Photo by Mike Pinder

Shortly before Francine Harris began her Master of Arts at Carleton, she suffered a head injury that triggered chronic migraines.

“On bad days I couldn’t do anything, and on good days I tried to cram it all in,” said Harris, who experienced about 25 migraines a month. “But that just led to more bad days.”

That was in 2013, after the Corner Brook, N.L., native had received a Bachelor of Arts, highest honours in English, with a minor in Communication Studies from Carleton. She’d always felt at home in the university’s English Department and wanted to continue her education, but decided to take a leave to learn to manage her new illness.

Learning to Let Go

Time off tempered her expectations and made her a bit more realistic, she said.

“I think early on I was bit too much of a perfectionist and I learned to let that go.’’

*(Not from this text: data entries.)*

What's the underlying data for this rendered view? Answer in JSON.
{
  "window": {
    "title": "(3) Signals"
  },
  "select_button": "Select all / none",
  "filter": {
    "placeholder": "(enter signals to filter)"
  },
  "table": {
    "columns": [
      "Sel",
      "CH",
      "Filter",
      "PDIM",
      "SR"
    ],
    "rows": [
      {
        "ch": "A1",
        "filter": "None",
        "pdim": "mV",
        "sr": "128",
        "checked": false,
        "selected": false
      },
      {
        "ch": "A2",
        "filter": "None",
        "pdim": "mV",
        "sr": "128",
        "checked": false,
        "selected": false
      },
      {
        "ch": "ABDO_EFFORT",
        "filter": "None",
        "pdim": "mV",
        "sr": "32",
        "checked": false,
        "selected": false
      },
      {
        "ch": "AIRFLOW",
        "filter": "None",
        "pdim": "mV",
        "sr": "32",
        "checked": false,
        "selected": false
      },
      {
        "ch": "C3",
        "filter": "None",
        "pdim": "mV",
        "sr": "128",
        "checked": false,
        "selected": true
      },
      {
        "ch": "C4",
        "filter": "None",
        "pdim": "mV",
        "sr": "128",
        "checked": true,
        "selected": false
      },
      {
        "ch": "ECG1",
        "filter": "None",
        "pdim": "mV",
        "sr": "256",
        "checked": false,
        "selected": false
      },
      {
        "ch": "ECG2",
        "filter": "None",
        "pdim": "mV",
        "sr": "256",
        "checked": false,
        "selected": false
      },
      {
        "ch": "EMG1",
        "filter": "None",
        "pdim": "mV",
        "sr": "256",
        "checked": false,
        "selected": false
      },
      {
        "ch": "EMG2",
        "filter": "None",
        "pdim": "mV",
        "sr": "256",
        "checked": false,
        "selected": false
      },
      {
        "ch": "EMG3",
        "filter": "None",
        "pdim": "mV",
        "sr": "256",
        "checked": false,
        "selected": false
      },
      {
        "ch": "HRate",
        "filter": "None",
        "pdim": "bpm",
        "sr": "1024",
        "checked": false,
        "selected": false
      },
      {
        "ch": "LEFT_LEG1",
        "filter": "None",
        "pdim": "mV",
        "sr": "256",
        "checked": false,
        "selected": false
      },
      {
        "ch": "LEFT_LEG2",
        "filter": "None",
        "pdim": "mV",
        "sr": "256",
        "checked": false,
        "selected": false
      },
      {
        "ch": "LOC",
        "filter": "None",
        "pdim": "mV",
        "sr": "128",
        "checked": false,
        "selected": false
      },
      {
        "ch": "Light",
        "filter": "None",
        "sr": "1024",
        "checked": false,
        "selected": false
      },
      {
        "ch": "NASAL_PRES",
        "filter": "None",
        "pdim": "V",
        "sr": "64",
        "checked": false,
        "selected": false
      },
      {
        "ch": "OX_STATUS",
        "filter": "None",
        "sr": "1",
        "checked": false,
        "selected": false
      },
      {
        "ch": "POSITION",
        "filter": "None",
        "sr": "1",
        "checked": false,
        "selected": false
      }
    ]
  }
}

Patience paid off. Harris now lives southwest of Montreal, where she’s looking for a teaching job at a CÉGEP, the public post-secondary collegiate institutions in Quebec. She completed her coursework last term, and in April she submitted her MA thesis that examined the themes of disguise, forgetting and memory in two anonymous medieval stories – Havelok the Dane and Sir Isumbras.

“Her thesis demonstrated an impressive mastery of medieval theories of memory as well as of heroic tales written in English and French between 1200 and 1500,” said English Prof. Siobhain Bly Calkin, Harris’s thesis supervisor.

Outstanding Academic Achievement

The examiners of her MA defence said it was one of the best theses they had ever examined and it earned her a Senate Medal for Outstanding Academic Achievement.

“It is very difficult to begin a program and then return to finish it years later,” said Calkin. “The fact that Francine did so, and with such an impressive academic performance, is a testament to her grit and determination, as well as to her intellectual prowess.”